The FTC’s Premerger Notification Office has expanded the Hart-Scott-Rodino (HSR) reporting requirements for certain leveraged buyouts.
The HSR reporting rules require that before certain transactions can close the antitrust enforcement agencies—the FTC and DOJ—must be notified and a 30-day waiting period must be observed.
In transactions likely to result in competitive harm, the agencies can investigate, which can further delay closing.
In the most extreme cases, the agencies can impose restrictions, order divestitures, or block a transaction from closing altogether. Therefore, any expansion in reporting requirements merits close attention.
The basic threshold for HSR reporting, known as the “Size-of-Transaction”, presently is $78.2 million and adjusts annually.

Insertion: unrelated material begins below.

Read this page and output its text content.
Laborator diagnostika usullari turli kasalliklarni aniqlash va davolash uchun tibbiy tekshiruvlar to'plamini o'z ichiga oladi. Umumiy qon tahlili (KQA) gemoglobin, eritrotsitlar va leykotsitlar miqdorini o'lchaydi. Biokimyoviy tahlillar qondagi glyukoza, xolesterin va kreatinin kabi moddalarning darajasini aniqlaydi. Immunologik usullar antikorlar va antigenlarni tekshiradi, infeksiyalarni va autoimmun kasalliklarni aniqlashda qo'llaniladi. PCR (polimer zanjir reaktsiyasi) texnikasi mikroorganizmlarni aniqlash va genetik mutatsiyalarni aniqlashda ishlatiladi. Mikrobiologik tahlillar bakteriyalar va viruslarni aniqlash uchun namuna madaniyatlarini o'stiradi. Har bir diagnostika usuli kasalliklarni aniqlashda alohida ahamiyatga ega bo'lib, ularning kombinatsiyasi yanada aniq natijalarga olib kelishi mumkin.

Size-of-Transaction is a bit of a misnomer though because as calculated under the HSR rules it does not always also reflect the transaction value the parties have agreed.
The rules provide that asset acquisitions include the value of prior asset acquisitions from the same seller in the prior six months and that asset acquisitions also include the value of assumed liabilities.

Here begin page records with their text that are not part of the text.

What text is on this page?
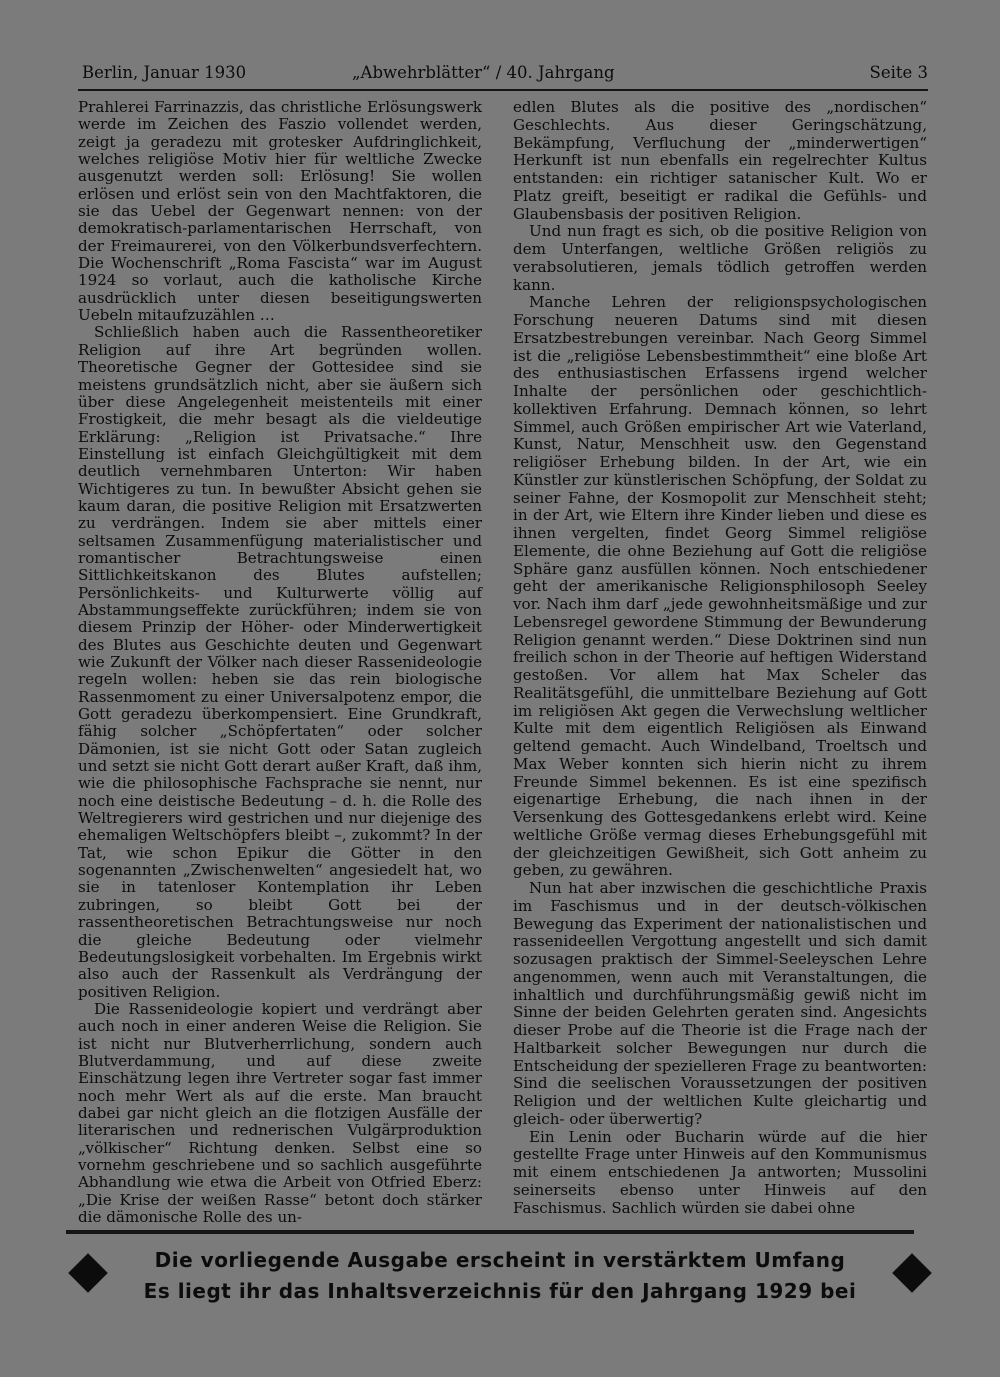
Berlin, Januar 1930	„Abwehrblätter“ / 40. Jahrgang	Seite 3

Prahlerei Farrinazzis, das christliche Erlösungswerk werde im Zeichen des Faszio vollendet werden, zeigt ja geradezu mit grotesker Aufdringlichkeit, welches religiöse Motiv hier für weltliche Zwecke ausgenutzt werden soll: Erlösung! Sie wollen erlösen und erlöst sein von den Machtfaktoren, die sie das Uebel der Gegenwart nennen: von der demokratisch-parlamentarischen Herrschaft, von der Freimaurerei, von den Völkerbundsverfechtern. Die Wochenschrift „Roma Fascista“ war im August 1924 so vorlaut, auch die katholische Kirche ausdrücklich unter diesen beseitigungswerten Uebeln mitaufzuzählen …

Schließlich haben auch die Rassentheoretiker Religion auf ihre Art begründen wollen. Theoretische Gegner der Gottesidee sind sie meistens grundsätzlich nicht, aber sie äußern sich über diese Angelegenheit meistenteils mit einer Frostigkeit, die mehr besagt als die vieldeutige Erklärung: „Religion ist Privatsache.“ Ihre Einstellung ist einfach Gleichgültigkeit mit dem deutlich vernehmbaren Unterton: Wir haben Wichtigeres zu tun. In bewußter Absicht gehen sie kaum daran, die positive Religion mit Ersatzwerten zu verdrängen. Indem sie aber mittels einer seltsamen Zusammenfügung materialistischer und romantischer Betrachtungsweise einen Sittlichkeitskanon des Blutes aufstellen; Persönlichkeits- und Kulturwerte völlig auf Abstammungseffekte zurückführen; indem sie von diesem Prinzip der Höher- oder Minderwertigkeit des Blutes aus Geschichte deuten und Gegenwart wie Zukunft der Völker nach dieser Rassenideologie regeln wollen: heben sie das rein biologische Rassenmoment zu einer Universalpotenz empor, die Gott geradezu überkompensiert. Eine Grundkraft, fähig solcher „Schöpfertaten“ oder solcher Dämonien, ist sie nicht Gott oder Satan zugleich und setzt sie nicht Gott derart außer Kraft, daß ihm, wie die philosophische Fachsprache sie nennt, nur noch eine deistische Bedeutung – d. h. die Rolle des Weltregierers wird gestrichen und nur diejenige des ehemaligen Weltschöpfers bleibt –, zukommt? In der Tat, wie schon Epikur die Götter in den sogenannten „Zwischenwelten“ angesiedelt hat, wo sie in tatenloser Kontemplation ihr Leben zubringen, so bleibt Gott bei der rassentheoretischen Betrachtungsweise nur noch die gleiche Bedeutung oder vielmehr Bedeutungslosigkeit vorbehalten. Im Ergebnis wirkt also auch der Rassenkult als Verdrängung der positiven Religion.

Die Rassenideologie kopiert und verdrängt aber auch noch in einer anderen Weise die Religion. Sie ist nicht nur Blutverherrlichung, sondern auch Blutverdammung, und auf diese zweite Einschätzung legen ihre Vertreter sogar fast immer noch mehr Wert als auf die erste. Man braucht dabei gar nicht gleich an die flotzigen Ausfälle der literarischen und rednerischen Vulgärproduktion „völkischer“ Richtung denken. Selbst eine so vornehm geschriebene und so sachlich ausgeführte Abhandlung wie etwa die Arbeit von Otfried Eberz: „Die Krise der weißen Rasse“ betont doch stärker die dämonische Rolle des un-

edlen Blutes als die positive des „nordischen“ Geschlechts. Aus dieser Geringschätzung, Bekämpfung, Verfluchung der „minderwertigen“ Herkunft ist nun ebenfalls ein regelrechter Kultus entstanden: ein richtiger satanischer Kult. Wo er Platz greift, beseitigt er radikal die Gefühls- und Glaubensbasis der positiven Religion.

Und nun fragt es sich, ob die positive Religion von dem Unterfangen, weltliche Größen religiös zu verabsolutieren, jemals tödlich getroffen werden kann.

Manche Lehren der religionspsychologischen Forschung neueren Datums sind mit diesen Ersatzbestrebungen vereinbar. Nach Georg Simmel ist die „religiöse Lebensbestimmtheit“ eine bloße Art des enthusiastischen Erfassens irgend welcher Inhalte der persönlichen oder geschichtlich-kollektiven Erfahrung. Demnach können, so lehrt Simmel, auch Größen empirischer Art wie Vaterland, Kunst, Natur, Menschheit usw. den Gegenstand religiöser Erhebung bilden. In der Art, wie ein Künstler zur künstlerischen Schöpfung, der Soldat zu seiner Fahne, der Kosmopolit zur Menschheit steht; in der Art, wie Eltern ihre Kinder lieben und diese es ihnen vergelten, findet Georg Simmel religiöse Elemente, die ohne Beziehung auf Gott die religiöse Sphäre ganz ausfüllen können. Noch entschiedener geht der amerikanische Religionsphilosoph Seeley vor. Nach ihm darf „jede gewohnheitsmäßige und zur Lebensregel gewordene Stimmung der Bewunderung Religion genannt werden.“ Diese Doktrinen sind nun freilich schon in der Theorie auf heftigen Widerstand gestoßen. Vor allem hat Max Scheler das Realitätsgefühl, die unmittelbare Beziehung auf Gott im religiösen Akt gegen die Verwechslung weltlicher Kulte mit dem eigentlich Religiösen als Einwand geltend gemacht. Auch Windelband, Troeltsch und Max Weber konnten sich hierin nicht zu ihrem Freunde Simmel bekennen. Es ist eine spezifisch eigenartige Erhebung, die nach ihnen in der Versenkung des Gottesgedankens erlebt wird. Keine weltliche Größe vermag dieses Erhebungsgefühl mit der gleichzeitigen Gewißheit, sich Gott anheim zu geben, zu gewähren.

Nun hat aber inzwischen die geschichtliche Praxis im Faschismus und in der deutsch-völkischen Bewegung das Experiment der nationalistischen und rassenideellen Vergottung angestellt und sich damit sozusagen praktisch der Simmel-Seeleyschen Lehre angenommen, wenn auch mit Veranstaltungen, die inhaltlich und durchführungsmäßig gewiß nicht im Sinne der beiden Gelehrten geraten sind. Angesichts dieser Probe auf die Theorie ist die Frage nach der Haltbarkeit solcher Bewegungen nur durch die Entscheidung der spezielleren Frage zu beantworten: Sind die seelischen Voraussetzungen der positiven Religion und der weltlichen Kulte gleichartig und gleich- oder überwertig?

Ein Lenin oder Bucharin würde auf die hier gestellte Frage unter Hinweis auf den Kommunismus mit einem entschiedenen Ja antworten; Mussolini seinerseits ebenso unter Hinweis auf den Faschismus. Sachlich würden sie dabei ohne

Die vorliegende Ausgabe erscheint in verstärktem Umfang
Es liegt ihr das Inhaltsverzeichnis für den Jahrgang 1929 bei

Prior acquisitions of stock, on the other hand, are always aggregated with new acquisitions of stock in the same company for determining the Size-of-Transaction, but valuing the stock in those transactions can be tricky.

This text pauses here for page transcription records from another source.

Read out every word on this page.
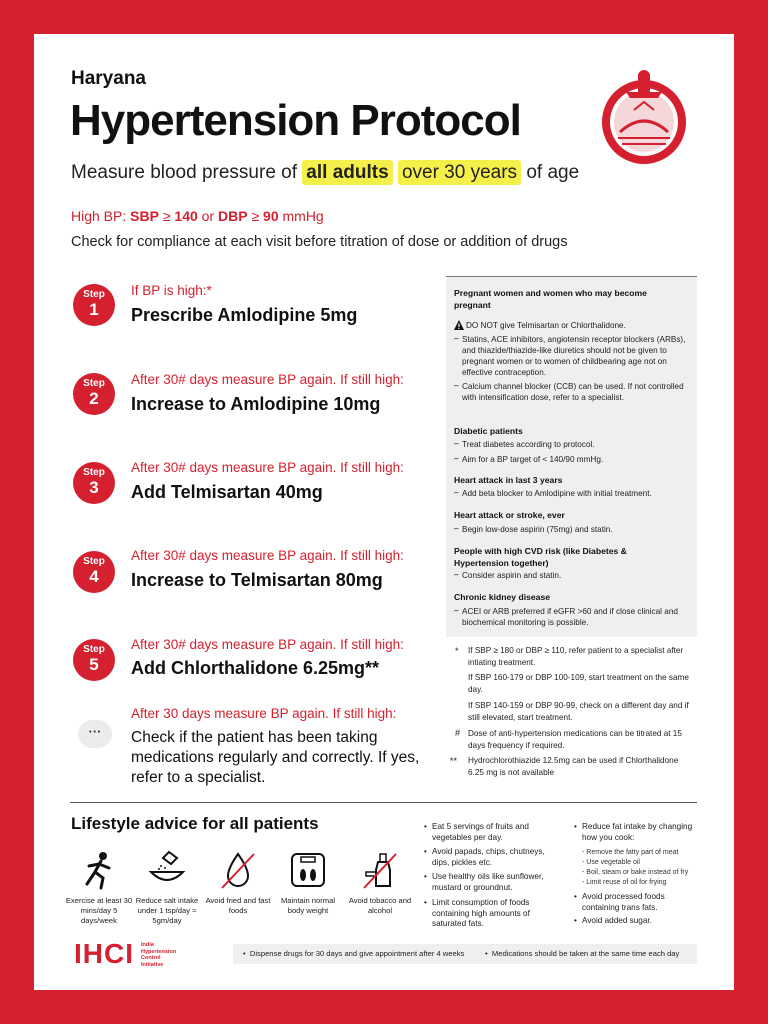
Haryana
Hypertension Protocol
Measure blood pressure of all adults over 30 years of age
High BP: SBP ≥ 140 or DBP ≥ 90 mmHg
Check for compliance at each visit before titration of dose or addition of drugs
Step
1
If BP is high:*
Prescribe Amlodipine 5mg
Step
2
After 30# days measure BP again. If still high:
Increase to Amlodipine 10mg
Step
3
After 30# days measure BP again. If still high:
Add Telmisartan 40mg
Step
4
After 30# days measure BP again. If still high:
Increase to Telmisartan 80mg
Step
5
After 30# days measure BP again. If still high:
Add Chlorthalidone 6.25mg**
···
After 30 days measure BP again. If still high:
Check if the patient has been taking medications regularly and correctly. If yes, refer to a specialist.
Pregnant women and women who may become pregnant
DO NOT give Telmisartan or Chlorthalidone.
– Statins, ACE inhibitors, angiotensin receptor blockers (ARBs), and thiazide/thiazide-like diuretics should not be given to pregnant women or to women of childbearing age not on effective contraception.
– Calcium channel blocker (CCB) can be used. If not controlled with intensification dose, refer to a specialist.
Diabetic patients
– Treat diabetes according to protocol.
– Aim for a BP target of < 140/90 mmHg.
Heart attack in last 3 years
– Add beta blocker to Amlodipine with initial treatment.
Heart attack or stroke, ever
– Begin low-dose aspirin (75mg) and statin.
People with high CVD risk (like Diabetes & Hypertension together)
– Consider aspirin and statin.
Chronic kidney disease
– ACEI or ARB preferred if eGFR >60 and if close clinical and biochemical monitoring is possible.
* If SBP ≥ 180 or DBP ≥ 110, refer patient to a specialist after intiating treatment.
If SBP 160-179 or DBP 100-109, start treatment on the same day.
If SBP 140-159 or DBP 90-99, check on a different day and if still elevated, start treatment.
# Dose of anti-hypertension medications can be titrated at 15 days frequency if required.
** Hydrochlorothiazide 12.5mg can be used if Chlorthalidone 6.25 mg is not available
Lifestyle advice for all patients
Exercise at least 30 mins/day 5 days/week
Reduce salt intake under 1 tsp/day ≈ 5gm/day
Avoid fried and fast foods
Maintain normal body weight
Avoid tobacco and alcohol
• Eat 5 servings of fruits and vegetables per day.
• Avoid papads, chips, chutneys, dips, pickles etc.
• Use healthy oils like sunflower, mustard or groundnut.
• Limit consumption of foods containing high amounts of saturated fats.
• Reduce fat intake by changing how you cook:
- Remove the fatty part of meat
- Use vegetable oil
- Boil, steam or bake instead of fry
- Limit reuse of oil for frying
• Avoid processed foods containing trans fats.
• Avoid added sugar.
IHCI India
Hypertension
Control
Initiative
•  Dispense drugs for 30 days and give appointment after 4 weeks	•  Medications should be taken at the same time each day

The agency recently reversed its position with respect to Leveraged Buy-Out (“LBO”) transactions where new debt is taken on to finance the transaction. Prior guidance tied reportability in the LBO context to which party incurred the new debt.
Under the new guidance, however, the agency has squarely reversed its position—new debt used to finance an LBO transaction, whether taken on by the buyer or the target, is to be included in the size of transaction.
Thus, the Size-of-Transaction for stock deals under the new guidance will most closely align with the pre-transaction equity value of the company, rather than the company’s post-closing equity value.
The change will mean more transactions will be subject to HSR reporting, particularly in the private equity arena where debt financing is common.
As the new guidance is effective immediately, it will also mean transactions presently underway that would not have been subject to reporting under the prior guidance will now need to be reevaluated potentially resulting in additional costs and delaying closing.